When I see Tito at work, I know we are in good hands"

Q. Did the departure of Guardiola place more responsibility on the players?

A. When someone as important in this club and in soccer leaves, there is a point where everybody’s position changes. I don’t think the players have taken on more responsibility, because they always did. They have just carried on.

Q. Is institutional friction between Real and Barça less now that there is no duel between Guardiola and Mourinho?

A. People always tried to get answers out of Pep on many things: some were soccer-related, others economic, social, political, or whatever it may be. All that generated a position within a society where there are few reference points. And the dimensions of this position grew when the opposite pole was Mourinho. Now the debate Barça generates is purely sporting. Nobody now is going to go to a press conference and ask the coach a question that isn’t about the game.

Q. They say the league is Barça’s to lose?

A. There is a harmful power to the word lose while the word win always brings glory. We are not going to relinquish our position; we will continue to try and win points to stay on top, because we know that titles are decided when you cross the finish line. La Liga is soccer and soccer is an indeterminate object, with too many variables and determinants to talk about anything being over.

Q. Is the generational renewal of the club assured?

People always tried to get answers out of Pep on many things: some were soccer-related"

A. When you see Barcelona B training and playing, you see players with a future and it is satisfying to see the continuity of a project put in place years ago but as Tito said the other day about [Gerard] Deulofeu: a player is not just two moves. The great players like Xavi or Iniesta have consolidated themselves over a long period of time, not at 18 years old. We don’t expect to turn Sergi Roberto into Xavi overnight. But there are no straight substitutes nor is it a cloning process. Although they are players with similar qualities, each one is different.

Q. Messi wants [goalkeeper José Manuel] Pinto’s contract to be renewed. As sporting director do you take this as an order, a wish or a suggestion?

A. It’s a point of view based on the good relations in the locker room. Both Leo and Pinto know it is a decision first for the coach and then for the sporting director. Nothing more. You have to understand the way Leo says things: he has no hidden agenda, just sporting questions.

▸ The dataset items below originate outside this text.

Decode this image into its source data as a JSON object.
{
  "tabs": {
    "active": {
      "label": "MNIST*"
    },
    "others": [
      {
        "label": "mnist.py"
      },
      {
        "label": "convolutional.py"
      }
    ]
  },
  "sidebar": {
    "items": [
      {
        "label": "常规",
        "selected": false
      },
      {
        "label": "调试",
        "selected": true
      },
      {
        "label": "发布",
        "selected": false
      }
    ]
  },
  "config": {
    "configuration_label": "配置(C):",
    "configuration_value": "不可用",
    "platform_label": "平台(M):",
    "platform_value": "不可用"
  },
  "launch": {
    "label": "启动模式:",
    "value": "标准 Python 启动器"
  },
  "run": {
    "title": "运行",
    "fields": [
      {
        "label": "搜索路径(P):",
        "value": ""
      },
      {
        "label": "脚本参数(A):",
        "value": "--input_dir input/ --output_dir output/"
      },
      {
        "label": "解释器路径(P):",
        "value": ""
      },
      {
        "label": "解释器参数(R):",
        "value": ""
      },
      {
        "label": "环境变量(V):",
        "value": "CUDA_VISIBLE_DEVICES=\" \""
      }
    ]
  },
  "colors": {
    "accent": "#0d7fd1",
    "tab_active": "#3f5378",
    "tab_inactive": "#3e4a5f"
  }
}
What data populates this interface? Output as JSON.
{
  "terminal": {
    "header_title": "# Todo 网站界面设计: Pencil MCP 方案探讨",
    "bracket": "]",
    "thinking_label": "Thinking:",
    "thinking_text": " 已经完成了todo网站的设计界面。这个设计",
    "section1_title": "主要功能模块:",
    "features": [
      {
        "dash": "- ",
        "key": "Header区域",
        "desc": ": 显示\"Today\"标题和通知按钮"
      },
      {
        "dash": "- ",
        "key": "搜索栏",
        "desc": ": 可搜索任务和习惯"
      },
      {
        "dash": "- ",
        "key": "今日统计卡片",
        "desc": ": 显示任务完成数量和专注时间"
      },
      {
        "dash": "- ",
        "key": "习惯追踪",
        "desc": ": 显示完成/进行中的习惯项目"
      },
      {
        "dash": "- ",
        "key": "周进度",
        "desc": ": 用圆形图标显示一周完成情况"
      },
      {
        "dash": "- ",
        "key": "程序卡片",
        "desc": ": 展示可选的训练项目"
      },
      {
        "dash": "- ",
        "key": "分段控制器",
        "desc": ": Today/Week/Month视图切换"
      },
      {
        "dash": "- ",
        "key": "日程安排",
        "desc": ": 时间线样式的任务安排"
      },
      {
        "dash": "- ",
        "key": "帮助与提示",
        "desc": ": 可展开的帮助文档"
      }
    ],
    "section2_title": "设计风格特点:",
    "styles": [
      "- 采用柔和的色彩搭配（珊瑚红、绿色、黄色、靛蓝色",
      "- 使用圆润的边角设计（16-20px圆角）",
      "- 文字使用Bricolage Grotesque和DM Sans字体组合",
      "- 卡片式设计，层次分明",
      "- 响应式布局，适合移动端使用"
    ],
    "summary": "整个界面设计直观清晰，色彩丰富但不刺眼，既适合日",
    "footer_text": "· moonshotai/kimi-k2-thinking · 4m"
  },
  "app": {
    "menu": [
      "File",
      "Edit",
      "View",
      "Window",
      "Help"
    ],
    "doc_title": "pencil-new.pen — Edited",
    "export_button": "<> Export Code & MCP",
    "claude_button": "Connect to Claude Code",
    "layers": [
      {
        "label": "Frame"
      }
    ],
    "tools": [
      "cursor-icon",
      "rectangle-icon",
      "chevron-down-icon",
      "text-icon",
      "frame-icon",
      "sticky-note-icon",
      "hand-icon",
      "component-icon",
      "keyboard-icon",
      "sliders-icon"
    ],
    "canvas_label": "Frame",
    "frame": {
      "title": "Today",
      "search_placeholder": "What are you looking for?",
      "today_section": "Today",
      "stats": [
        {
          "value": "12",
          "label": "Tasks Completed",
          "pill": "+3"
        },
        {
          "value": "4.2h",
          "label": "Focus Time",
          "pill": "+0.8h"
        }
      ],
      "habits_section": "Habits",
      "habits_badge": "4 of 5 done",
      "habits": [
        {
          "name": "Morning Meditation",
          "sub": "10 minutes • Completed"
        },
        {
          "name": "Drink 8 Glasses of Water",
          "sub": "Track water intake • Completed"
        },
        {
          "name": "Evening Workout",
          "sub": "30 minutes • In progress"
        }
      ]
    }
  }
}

Q. Johan Cruyff has said Barça doesn’t need Neymar.

A. Soccer is an environment in which everybody has the right to an opinion, and more so Cruyff. There’s nothing wrong with Johan speaking on the subject and, furthermore, he doesn’t do it when the horse has already bolted from the stable.

Q. It is easier to deal with Vilanova than it was with Guardiola?

A. It’s the same deep down, the relationship is the same, only the way of communicating changes. I’ve known Pep for 20 years and Tito for just four. Each has his own way of being and I have to adapt to that. What makes it easy is the trust between both parties.

Q. Vilanova said “it’s a personal matter” when asked about his relationship with Guardiola. When was the last time you saw Guardiola, or spoke to him?

A. Like Tito said, it’s a personal matter.

Q. What do you think of the situation at Real Madrid and of its relationship with Mourinho?

A. I prefer not to comment.

Q. And Athletic?

A. One of the fundamental things about Athletic is its stability. A little like Madrid. Athletic has always been a straightforward club, where people talk about soccer, but all of a sudden it has been thrown into the 21st century and in these hundred-year-old institutions it can be difficult to digest. I always have the feeling that when a player pulls on the Athletic shirt he gives 100 percent. That is still recognizable at Athletic.

Q. Even though you see Messi every day do you continue to be fascinated by him?

A. I admire his capacity to keep learning and to find solutions in every game. I don’t know anybody who can come up with so many answers and so quickly to any kind of problem. If were talking about fishing, Leo would turn down the best rod, which could give him an instant solution. He would ask you to explain how to fish. And he would end up being the best fisherman in the world. He has the swiftness of mind to find the solution.